ITProPortal sat down with Iain Stephen, VP and GM Servers EMEA for Hewlett Packard Enterprise to gather his thoughts on his industry and where he sees the market moving in the near future. This candid discussion covers everything from ARM to OCP and ODMs and was carried out ahead of the official launch of HP's new persistent memory technology.
We started with a brutally honest evaluation of the enterprise server market starting from the bottom. "We had to do the Cloudline range" Iain declared, "we need to be there, it is a large addressable opportunity and the fastest growing segment". Customers in that market wouldn't pay for extra IP, he added, something against which nothing much can be done.
The partnership with Foxconn allows HP to either choose SKUs directly from Foxconn's own portfolio or inject some of its own R&D if it sees value in it. Ultimately, supplying what the client wants even if it is on razor-thin margins allows HP to fend off competition and protect marketshare.
But there's more to it than just cost: A lot of the added value of the Cloudline range depends a lot on the software stack and the post sales services. That infrastructure model is challenging for everyone in the market outside the big players especially as the lifecycle model is far shorter.
ODM (Original Design manufacturers) are here to stay, Iain remarked. Their share of the market will continue to grow although, he suspects, at a far lower pace than in the past couple of years. The market is becoming more and more competitive, forcing many to adopt much wider portfolio with specialised offerings driven by what the customers want.
Yet for all the talks about hardware and improvements in the server ecosystem, Iain says that software is the biggest bottleneck. "Software is going to be the challenge". He estimates that around 60 per cent of the addressable market runs with 90 per cent legacy software which would require extensive recoding and redeveloping in order to see significant performance jumps, especially as new technologies are introduced.
Which was the case a few days ago for HP's persistent memory which combines non-volatile storage (NAND chips) and a volatile one (RAM) on one single DIMM backed. HP has worked with most major operating system vendors but Iain argues that this is only the start. "By the end of the decade", he says, "the biggest single issue for our customers will be how to deal with legacy applications".

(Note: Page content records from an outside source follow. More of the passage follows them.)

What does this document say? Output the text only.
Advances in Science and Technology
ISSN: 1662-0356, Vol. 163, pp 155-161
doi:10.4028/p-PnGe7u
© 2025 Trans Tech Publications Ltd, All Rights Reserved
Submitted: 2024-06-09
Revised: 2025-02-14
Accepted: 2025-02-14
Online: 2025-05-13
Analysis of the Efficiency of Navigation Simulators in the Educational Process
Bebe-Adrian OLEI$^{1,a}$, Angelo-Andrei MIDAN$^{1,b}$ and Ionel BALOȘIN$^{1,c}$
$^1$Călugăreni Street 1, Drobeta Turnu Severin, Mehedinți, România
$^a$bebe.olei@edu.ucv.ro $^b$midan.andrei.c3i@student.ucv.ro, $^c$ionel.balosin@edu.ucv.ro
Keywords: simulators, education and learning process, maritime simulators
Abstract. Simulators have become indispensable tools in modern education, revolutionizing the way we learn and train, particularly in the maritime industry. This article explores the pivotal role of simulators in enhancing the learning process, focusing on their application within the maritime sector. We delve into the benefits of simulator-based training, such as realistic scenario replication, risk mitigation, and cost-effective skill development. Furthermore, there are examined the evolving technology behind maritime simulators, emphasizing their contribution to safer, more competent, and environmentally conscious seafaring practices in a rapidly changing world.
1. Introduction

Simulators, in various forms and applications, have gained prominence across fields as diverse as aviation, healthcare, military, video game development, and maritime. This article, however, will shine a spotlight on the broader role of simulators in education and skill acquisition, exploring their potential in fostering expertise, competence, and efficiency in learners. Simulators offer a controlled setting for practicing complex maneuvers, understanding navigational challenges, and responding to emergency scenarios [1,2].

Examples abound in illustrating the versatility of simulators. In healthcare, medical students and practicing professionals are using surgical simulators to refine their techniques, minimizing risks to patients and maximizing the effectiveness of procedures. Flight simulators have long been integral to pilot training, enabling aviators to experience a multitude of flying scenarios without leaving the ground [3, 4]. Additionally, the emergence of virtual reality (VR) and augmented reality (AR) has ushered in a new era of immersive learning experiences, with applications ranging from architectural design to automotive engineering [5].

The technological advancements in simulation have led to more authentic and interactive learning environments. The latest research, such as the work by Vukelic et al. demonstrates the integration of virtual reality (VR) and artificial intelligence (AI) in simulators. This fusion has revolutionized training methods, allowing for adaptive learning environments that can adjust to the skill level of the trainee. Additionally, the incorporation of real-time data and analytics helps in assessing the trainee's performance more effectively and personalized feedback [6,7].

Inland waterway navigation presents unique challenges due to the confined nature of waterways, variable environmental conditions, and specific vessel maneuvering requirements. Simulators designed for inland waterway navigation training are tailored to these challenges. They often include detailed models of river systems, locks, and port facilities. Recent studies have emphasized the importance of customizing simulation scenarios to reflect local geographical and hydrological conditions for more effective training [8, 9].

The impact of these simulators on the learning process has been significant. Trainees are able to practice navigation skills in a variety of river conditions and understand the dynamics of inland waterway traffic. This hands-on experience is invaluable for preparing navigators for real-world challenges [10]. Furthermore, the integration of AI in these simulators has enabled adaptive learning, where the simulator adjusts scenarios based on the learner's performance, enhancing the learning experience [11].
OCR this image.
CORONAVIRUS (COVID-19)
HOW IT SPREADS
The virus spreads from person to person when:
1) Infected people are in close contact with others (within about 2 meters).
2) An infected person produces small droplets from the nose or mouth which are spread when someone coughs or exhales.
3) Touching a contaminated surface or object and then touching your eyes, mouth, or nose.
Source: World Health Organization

Forward thinking IT departments, those who truly understand the benefits of moving to new hardware and can migrate core business applications and processes seamlessly, will be pivotal for any meaningful transformation beyond adding just more processor power and memory.
This is where perhaps, IT consultancy powerhouses like Accenture, Wipro and Tata, come into play. And despite having its own internal consultancy team – courtesy of the $14 billion acquisition of Electronic Data Ssystems in 2009 – Iain’s adamant that partnerships are still essential. “We play with as many players as possible”.
The last few minutes of our interview was dedicated to Moonshot, HP’s server venture that uses ARM processors rather than Intel ones. There has been some significant restructuring but Iain believes that there is still a clear market case for them. “They are excellent for VDI/HDI and at-scale compute” quipped HP’s EMEA Server supremo.
And when asked whether the persistent memory would be ported to ARM, he answered that nothing ties the technology to any specific processor architecture (although at that point, it is only compatible with Intel’s latest Broadwell-e Xeon E5 CPUs).
As for licensing the technology to other companies, HP says that it is opened to such opportunities as and when they arise.